Прощай же, Георг Кленк. Прощай…

И в то же время я знал, что уже не хочу, не хочу умирать. Уже был испробован вкус борьбы, побежден Бледный, что-то новое вошло в мою жизнь, и прекрасный шестой гений как бы издалека взмахнул крылом.

XII

Было пять утра, когда я вышел из дому, сунув аппарат под пиджак. Мне не хотелось уничтожать его в своей комнате. Что-то неприятное таилось в мысли о том, что, когда меня уже не будет на свете, фрау Зедельмайер станет подметать обломки моего творения, соберет их в ведро, выкинет в помойку тут же во дворе и все то, что было прекрасным и сильным в моей жизни, смешает с грязной прозой своего квартирного быта.

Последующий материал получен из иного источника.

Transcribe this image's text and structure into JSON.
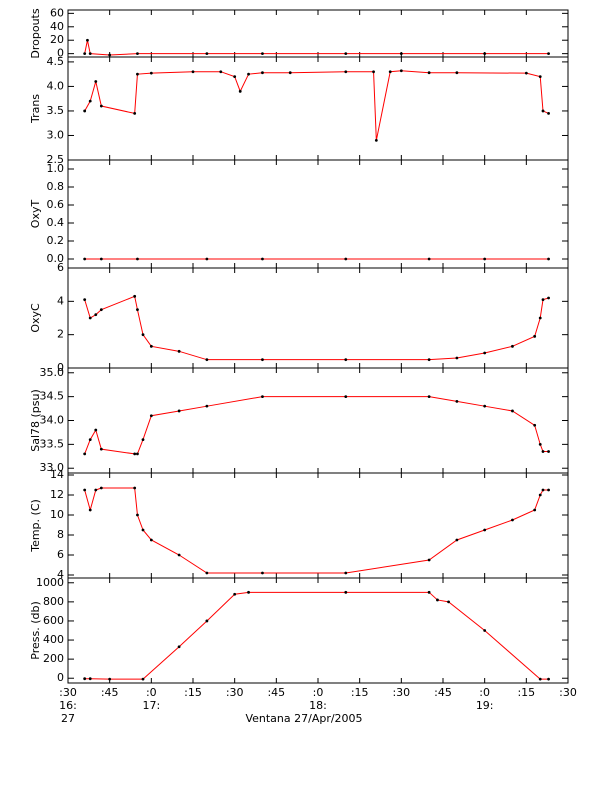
{
  "chart_data": [
    {
      "type": "line",
      "ylabel": "Dropouts",
      "ylim": [
        -5,
        65
      ],
      "yticks": [
        0,
        20,
        40,
        60
      ],
      "color": "#ff0000",
      "marker_color": "#000000",
      "x": [
        36,
        37,
        38,
        45,
        55,
        80,
        100,
        130,
        150,
        180,
        203
      ],
      "values": [
        0,
        20,
        0,
        -2,
        0,
        0,
        0,
        0,
        0,
        0,
        0
      ]
    },
    {
      "type": "line",
      "ylabel": "Trans",
      "ylim": [
        2.5,
        4.6
      ],
      "yticks": [
        2.5,
        {
          "value": 3,
          "label": "3.0"
        },
        3.5,
        {
          "value": 4,
          "label": "4.0"
        },
        4.5
      ],
      "color": "#ff0000",
      "marker_color": "#000000",
      "x": [
        36,
        38,
        40,
        42,
        54,
        55,
        60,
        75,
        85,
        90,
        92,
        95,
        100,
        110,
        130,
        140,
        141,
        146,
        150,
        160,
        170,
        195,
        200,
        201,
        203
      ],
      "values": [
        3.5,
        3.7,
        4.1,
        3.6,
        3.45,
        4.25,
        4.27,
        4.3,
        4.3,
        4.2,
        3.9,
        4.25,
        4.28,
        4.28,
        4.3,
        4.3,
        2.9,
        4.3,
        4.32,
        4.28,
        4.28,
        4.27,
        4.2,
        3.5,
        3.45
      ]
    },
    {
      "type": "line",
      "ylabel": "OxyT",
      "ylim": [
        -0.1,
        1.1
      ],
      "yticks": [
        {
          "value": 0,
          "label": "0.0"
        },
        0.2,
        0.4,
        0.6,
        0.8,
        {
          "value": 1,
          "label": "1.0"
        }
      ],
      "color": "#ff0000",
      "marker_color": "#000000",
      "x": [
        36,
        42,
        55,
        80,
        100,
        130,
        160,
        180,
        203
      ],
      "values": [
        0,
        0,
        0,
        0,
        0,
        0,
        0,
        0,
        0
      ]
    },
    {
      "type": "line",
      "ylabel": "OxyC",
      "ylim": [
        0,
        6
      ],
      "yticks": [
        0,
        2,
        4,
        6
      ],
      "color": "#ff0000",
      "marker_color": "#000000",
      "x": [
        36,
        38,
        40,
        42,
        54,
        55,
        57,
        60,
        70,
        80,
        100,
        130,
        160,
        170,
        180,
        190,
        198,
        200,
        201,
        203
      ],
      "values": [
        4.1,
        3.0,
        3.2,
        3.5,
        4.3,
        3.5,
        2.0,
        1.3,
        1.0,
        0.5,
        0.5,
        0.5,
        0.5,
        0.6,
        0.9,
        1.3,
        1.9,
        3.0,
        4.1,
        4.2
      ]
    },
    {
      "type": "line",
      "ylabel": "Sal78 (psu)",
      "ylim": [
        32.9,
        35.1
      ],
      "yticks": [
        {
          "value": 33,
          "label": "33.0"
        },
        33.5,
        {
          "value": 34,
          "label": "34.0"
        },
        34.5,
        {
          "value": 35,
          "label": "35.0"
        }
      ],
      "color": "#ff0000",
      "marker_color": "#000000",
      "x": [
        36,
        38,
        40,
        42,
        54,
        55,
        57,
        60,
        70,
        80,
        100,
        130,
        160,
        170,
        180,
        190,
        198,
        200,
        201,
        203
      ],
      "values": [
        33.3,
        33.6,
        33.8,
        33.4,
        33.3,
        33.3,
        33.6,
        34.1,
        34.2,
        34.3,
        34.5,
        34.5,
        34.5,
        34.4,
        34.3,
        34.2,
        33.9,
        33.5,
        33.35,
        33.35
      ]
    },
    {
      "type": "line",
      "ylabel": "Temp. (C)",
      "ylim": [
        3.7,
        14.2
      ],
      "yticks": [
        4,
        6,
        8,
        10,
        12,
        14
      ],
      "color": "#ff0000",
      "marker_color": "#000000",
      "x": [
        36,
        38,
        40,
        42,
        54,
        55,
        57,
        60,
        70,
        80,
        100,
        130,
        160,
        170,
        180,
        190,
        198,
        200,
        201,
        203
      ],
      "values": [
        12.5,
        10.5,
        12.5,
        12.7,
        12.7,
        10,
        8.5,
        7.5,
        6.0,
        4.2,
        4.2,
        4.2,
        5.5,
        7.5,
        8.5,
        9.5,
        10.5,
        12.0,
        12.5,
        12.5
      ]
    },
    {
      "type": "line",
      "ylabel": "Press. (db)",
      "ylim": [
        -50,
        1050
      ],
      "yticks": [
        0,
        200,
        400,
        600,
        800,
        1000
      ],
      "color": "#ff0000",
      "marker_color": "#000000",
      "x": [
        36,
        38,
        45,
        57,
        70,
        80,
        90,
        95,
        130,
        160,
        163,
        167,
        180,
        200,
        203
      ],
      "values": [
        -5,
        -5,
        -10,
        -10,
        330,
        600,
        880,
        900,
        900,
        900,
        820,
        800,
        500,
        -10,
        -10
      ],
      "xlim": [
        30,
        210
      ],
      "xticks": [
        {
          "value": 30,
          "label": ":30"
        },
        {
          "value": 45,
          "label": ":45"
        },
        {
          "value": 60,
          "label": ":0"
        },
        {
          "value": 75,
          "label": ":15"
        },
        {
          "value": 90,
          "label": ":30"
        },
        {
          "value": 105,
          "label": ":45"
        },
        {
          "value": 120,
          "label": ":0"
        },
        {
          "value": 135,
          "label": ":15"
        },
        {
          "value": 150,
          "label": ":30"
        },
        {
          "value": 165,
          "label": ":45"
        },
        {
          "value": 180,
          "label": ":0"
        },
        {
          "value": 195,
          "label": ":15"
        },
        {
          "value": 210,
          "label": ":30"
        }
      ],
      "hour_labels": [
        {
          "value": 30,
          "label": "16:"
        },
        {
          "value": 60,
          "label": "17:"
        },
        {
          "value": 120,
          "label": "18:"
        },
        {
          "value": 180,
          "label": "19:"
        }
      ],
      "day_label": {
        "value": 30,
        "label": "27"
      },
      "xlabel": "Ventana 27/Apr/2005"
    }
  ]
}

Я решил, что выйду за город и где-нибудь в уединенном месте за Верфелем разобью аппарат камнем.

И, кроме того, у меня было желание в последний раз пройтись по нашему городу и посмотреть на дома. Дома-то, в сущности, все время были доброжелательны ко мне – тут уж я ничего не мог сказать. Я знал их, они знали меня. Наше знакомство началось с тех пор, когда я был еще совсем маленький, я, собственно, вырос у них на глазах. Всякий раз, если я уставал или мне было плохо, я выходил бродить по улицам, смотреть в лица домов, и они помогали.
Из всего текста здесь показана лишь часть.